Llama3.2-Typhoon2-3B-instruct is a 3 billion parameter instruction-tuned large language model developed by SCB 10X, built upon the Llama3.2 foundation model. It is specifically optimized for Thai (🇹🇭) and English (🇬🇧) language processing, demonstrating strong capabilities in instruction-following and function calling.

Key Capabilities & Performance

  • Bilingual Proficiency: Primarily supports Thai and English, with notable performance in Thai-specific tasks.
  • Instruction Following: Achieves 68.36% on IFEval - TH and 72.18% on IFEval - EN, outperforming Qwen2.5 3B Instruct in Thai instruction following.
  • Function Calling: Excels in function call scenarios, scoring 71.36% for Thai and 75.90% for English, significantly higher than comparative models.
  • Code-Switching: Demonstrates high proficiency in Thai Code-Switching with 99.2% (t=0.7) and 96% (t=1.0).
  • Llama Architecture: A decoder-only model based on the Llama architecture, requiring transformers 4.45.0 or newer.

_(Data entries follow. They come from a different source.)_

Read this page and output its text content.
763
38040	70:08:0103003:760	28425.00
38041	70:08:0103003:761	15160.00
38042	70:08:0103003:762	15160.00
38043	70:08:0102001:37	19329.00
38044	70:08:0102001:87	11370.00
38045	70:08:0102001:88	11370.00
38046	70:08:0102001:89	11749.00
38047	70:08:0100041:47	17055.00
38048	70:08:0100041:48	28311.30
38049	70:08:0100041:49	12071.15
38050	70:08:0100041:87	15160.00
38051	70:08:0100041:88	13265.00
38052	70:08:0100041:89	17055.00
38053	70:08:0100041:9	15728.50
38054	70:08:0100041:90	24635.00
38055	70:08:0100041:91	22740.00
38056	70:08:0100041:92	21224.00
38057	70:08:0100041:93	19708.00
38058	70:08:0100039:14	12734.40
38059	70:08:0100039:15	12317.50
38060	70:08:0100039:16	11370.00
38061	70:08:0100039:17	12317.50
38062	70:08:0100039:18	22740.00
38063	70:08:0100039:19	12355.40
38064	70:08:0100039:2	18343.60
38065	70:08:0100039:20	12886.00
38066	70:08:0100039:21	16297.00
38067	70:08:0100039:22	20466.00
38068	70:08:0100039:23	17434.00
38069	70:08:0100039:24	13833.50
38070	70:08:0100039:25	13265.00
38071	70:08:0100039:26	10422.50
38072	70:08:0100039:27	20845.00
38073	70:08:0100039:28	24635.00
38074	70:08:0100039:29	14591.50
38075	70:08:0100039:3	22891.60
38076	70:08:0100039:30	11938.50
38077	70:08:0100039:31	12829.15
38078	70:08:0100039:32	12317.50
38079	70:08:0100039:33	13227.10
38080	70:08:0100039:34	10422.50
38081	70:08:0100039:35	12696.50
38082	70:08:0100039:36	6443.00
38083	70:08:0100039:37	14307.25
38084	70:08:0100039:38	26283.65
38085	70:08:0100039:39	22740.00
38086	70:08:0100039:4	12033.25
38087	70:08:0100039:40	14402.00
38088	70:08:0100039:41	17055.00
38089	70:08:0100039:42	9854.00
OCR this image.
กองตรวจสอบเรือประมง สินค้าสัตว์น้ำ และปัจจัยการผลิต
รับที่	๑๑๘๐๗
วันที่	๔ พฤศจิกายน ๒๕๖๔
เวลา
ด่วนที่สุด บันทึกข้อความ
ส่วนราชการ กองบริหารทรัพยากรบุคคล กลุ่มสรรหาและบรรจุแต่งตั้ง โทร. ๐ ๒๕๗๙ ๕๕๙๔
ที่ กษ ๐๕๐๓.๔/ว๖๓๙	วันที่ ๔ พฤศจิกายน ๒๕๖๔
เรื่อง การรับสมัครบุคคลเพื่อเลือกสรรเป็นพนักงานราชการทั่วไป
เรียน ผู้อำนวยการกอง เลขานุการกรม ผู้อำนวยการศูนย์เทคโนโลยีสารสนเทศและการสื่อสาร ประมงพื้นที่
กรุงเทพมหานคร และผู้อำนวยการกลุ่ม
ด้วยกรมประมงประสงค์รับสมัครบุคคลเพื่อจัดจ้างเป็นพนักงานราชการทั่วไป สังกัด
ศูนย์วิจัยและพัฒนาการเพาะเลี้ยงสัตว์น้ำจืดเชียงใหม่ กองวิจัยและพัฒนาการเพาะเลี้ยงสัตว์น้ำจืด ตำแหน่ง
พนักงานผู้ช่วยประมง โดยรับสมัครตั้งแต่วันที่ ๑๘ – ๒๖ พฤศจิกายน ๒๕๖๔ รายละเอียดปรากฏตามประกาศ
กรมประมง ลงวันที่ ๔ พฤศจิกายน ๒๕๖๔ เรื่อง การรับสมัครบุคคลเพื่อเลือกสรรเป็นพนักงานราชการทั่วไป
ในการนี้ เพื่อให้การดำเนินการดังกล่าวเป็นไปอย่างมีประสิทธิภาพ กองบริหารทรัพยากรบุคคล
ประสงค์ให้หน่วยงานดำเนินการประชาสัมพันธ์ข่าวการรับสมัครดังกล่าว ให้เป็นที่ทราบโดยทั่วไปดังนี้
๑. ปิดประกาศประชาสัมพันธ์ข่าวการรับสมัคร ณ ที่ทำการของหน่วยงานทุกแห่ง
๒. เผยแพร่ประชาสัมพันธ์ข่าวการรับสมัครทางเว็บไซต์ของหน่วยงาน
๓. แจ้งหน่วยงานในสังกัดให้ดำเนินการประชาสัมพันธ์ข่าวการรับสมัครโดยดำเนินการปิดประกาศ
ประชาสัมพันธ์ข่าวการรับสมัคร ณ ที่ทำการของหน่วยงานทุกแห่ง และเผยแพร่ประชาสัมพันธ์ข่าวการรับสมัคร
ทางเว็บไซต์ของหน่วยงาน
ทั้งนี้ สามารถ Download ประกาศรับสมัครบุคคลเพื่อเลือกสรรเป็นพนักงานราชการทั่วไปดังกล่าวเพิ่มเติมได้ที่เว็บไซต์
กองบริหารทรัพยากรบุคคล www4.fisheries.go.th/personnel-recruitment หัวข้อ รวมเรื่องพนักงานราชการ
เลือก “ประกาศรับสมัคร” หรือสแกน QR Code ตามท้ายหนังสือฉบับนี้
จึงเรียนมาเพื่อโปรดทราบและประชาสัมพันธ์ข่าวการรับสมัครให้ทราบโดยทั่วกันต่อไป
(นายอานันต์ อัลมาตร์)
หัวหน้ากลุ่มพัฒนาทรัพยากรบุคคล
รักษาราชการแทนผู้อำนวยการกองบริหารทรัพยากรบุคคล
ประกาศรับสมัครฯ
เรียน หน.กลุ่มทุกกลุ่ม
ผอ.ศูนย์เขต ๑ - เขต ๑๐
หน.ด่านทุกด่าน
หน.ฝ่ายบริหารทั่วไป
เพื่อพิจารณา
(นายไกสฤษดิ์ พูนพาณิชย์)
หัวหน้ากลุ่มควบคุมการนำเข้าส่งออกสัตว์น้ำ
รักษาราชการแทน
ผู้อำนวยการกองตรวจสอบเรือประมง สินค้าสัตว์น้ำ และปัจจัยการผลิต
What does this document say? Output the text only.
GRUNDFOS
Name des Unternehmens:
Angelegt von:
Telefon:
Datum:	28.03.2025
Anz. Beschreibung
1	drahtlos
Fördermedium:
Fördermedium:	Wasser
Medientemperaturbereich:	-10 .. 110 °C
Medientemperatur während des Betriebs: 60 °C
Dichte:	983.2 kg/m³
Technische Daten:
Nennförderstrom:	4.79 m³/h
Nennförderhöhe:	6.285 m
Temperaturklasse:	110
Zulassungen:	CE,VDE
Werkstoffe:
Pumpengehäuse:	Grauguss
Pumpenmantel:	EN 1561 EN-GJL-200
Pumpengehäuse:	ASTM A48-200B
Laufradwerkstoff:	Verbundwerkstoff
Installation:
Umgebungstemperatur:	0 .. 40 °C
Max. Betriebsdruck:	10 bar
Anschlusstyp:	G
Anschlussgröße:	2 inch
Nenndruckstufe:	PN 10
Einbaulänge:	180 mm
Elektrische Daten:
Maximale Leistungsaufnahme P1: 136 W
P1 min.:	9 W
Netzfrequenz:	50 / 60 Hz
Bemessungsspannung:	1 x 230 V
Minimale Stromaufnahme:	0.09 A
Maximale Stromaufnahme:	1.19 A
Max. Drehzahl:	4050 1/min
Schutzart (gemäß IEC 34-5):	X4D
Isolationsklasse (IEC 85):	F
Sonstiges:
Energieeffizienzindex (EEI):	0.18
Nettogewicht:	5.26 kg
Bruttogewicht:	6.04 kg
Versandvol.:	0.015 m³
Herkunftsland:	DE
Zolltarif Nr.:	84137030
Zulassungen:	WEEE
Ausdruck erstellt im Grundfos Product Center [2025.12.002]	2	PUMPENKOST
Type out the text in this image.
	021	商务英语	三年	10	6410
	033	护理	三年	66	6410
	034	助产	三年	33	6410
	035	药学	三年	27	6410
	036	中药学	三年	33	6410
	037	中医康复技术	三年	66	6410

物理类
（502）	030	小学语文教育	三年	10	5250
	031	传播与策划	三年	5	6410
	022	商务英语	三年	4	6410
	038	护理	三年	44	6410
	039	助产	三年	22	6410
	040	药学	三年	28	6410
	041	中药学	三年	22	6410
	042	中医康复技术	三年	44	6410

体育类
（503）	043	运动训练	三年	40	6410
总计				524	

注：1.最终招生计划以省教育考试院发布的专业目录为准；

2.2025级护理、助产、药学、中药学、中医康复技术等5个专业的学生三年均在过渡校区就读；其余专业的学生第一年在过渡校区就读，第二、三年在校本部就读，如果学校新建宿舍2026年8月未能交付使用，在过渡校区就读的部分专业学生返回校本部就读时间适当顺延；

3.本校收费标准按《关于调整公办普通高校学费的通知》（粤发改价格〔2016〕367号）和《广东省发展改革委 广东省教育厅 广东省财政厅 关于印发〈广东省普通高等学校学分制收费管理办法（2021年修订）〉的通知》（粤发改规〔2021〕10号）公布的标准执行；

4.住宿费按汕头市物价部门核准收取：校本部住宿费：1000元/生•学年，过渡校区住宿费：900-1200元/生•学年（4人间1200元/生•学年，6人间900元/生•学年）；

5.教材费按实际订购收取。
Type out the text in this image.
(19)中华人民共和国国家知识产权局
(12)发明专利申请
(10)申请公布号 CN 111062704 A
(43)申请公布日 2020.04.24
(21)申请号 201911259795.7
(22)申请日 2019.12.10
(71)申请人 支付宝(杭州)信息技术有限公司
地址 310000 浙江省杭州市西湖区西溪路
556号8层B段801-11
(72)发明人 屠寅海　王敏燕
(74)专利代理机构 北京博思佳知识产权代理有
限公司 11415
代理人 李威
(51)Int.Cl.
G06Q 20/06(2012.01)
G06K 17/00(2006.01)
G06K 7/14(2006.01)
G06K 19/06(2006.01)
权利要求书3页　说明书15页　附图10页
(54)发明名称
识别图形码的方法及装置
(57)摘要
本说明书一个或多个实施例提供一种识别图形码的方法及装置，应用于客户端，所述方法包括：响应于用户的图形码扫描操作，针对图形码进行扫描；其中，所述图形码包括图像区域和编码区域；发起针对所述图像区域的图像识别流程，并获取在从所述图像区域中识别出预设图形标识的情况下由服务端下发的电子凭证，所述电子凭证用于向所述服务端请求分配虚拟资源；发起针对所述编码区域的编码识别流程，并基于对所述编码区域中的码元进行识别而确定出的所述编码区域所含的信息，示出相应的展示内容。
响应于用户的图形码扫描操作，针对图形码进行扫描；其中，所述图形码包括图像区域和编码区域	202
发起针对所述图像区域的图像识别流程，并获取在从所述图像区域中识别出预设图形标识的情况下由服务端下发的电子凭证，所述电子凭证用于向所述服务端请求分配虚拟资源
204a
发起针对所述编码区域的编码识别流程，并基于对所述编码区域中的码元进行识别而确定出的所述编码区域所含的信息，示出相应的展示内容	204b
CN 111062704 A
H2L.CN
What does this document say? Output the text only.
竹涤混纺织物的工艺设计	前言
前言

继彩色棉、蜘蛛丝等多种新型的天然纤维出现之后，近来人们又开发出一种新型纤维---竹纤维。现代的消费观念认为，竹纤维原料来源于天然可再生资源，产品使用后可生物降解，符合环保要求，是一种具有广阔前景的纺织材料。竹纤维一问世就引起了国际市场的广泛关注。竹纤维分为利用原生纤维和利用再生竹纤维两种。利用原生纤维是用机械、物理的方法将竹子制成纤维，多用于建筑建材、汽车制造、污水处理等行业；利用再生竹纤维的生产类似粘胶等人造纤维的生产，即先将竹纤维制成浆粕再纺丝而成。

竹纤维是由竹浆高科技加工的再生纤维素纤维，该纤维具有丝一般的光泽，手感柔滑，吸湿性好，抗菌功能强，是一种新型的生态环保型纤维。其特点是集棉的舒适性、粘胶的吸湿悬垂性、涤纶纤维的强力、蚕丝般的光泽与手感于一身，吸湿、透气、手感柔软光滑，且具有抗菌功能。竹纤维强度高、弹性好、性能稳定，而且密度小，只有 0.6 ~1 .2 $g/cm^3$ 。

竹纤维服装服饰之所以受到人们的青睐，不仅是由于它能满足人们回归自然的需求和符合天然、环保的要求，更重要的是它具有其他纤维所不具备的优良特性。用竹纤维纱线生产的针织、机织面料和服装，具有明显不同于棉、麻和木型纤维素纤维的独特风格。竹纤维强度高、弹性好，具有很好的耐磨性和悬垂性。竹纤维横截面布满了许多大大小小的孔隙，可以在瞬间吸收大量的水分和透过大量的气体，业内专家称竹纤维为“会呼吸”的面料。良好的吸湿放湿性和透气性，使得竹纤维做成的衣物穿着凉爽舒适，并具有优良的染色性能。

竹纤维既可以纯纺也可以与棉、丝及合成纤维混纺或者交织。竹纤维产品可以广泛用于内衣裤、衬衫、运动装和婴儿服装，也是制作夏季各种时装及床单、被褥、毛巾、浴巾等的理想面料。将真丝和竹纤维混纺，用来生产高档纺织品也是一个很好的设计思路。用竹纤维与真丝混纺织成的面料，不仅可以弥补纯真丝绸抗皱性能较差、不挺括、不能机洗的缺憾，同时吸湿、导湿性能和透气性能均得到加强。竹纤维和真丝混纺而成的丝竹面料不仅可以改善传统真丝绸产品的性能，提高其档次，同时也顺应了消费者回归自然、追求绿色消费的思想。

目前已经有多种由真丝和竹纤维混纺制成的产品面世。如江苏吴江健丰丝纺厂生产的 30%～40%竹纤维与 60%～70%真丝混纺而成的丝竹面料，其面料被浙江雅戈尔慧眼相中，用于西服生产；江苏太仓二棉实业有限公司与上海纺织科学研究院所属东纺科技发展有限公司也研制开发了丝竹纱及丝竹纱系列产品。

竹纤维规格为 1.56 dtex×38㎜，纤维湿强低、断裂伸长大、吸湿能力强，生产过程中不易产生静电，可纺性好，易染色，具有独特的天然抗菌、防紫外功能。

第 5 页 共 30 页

Intended Uses & Limitations

This model is an instructional model suitable for various tasks including analysis, question answering, math, coding, creative writing, and role-play. While it incorporates guardrails, it is still under development and may occasionally produce inaccurate, biased, or objectionable responses. Developers are advised to assess risks within their specific use cases.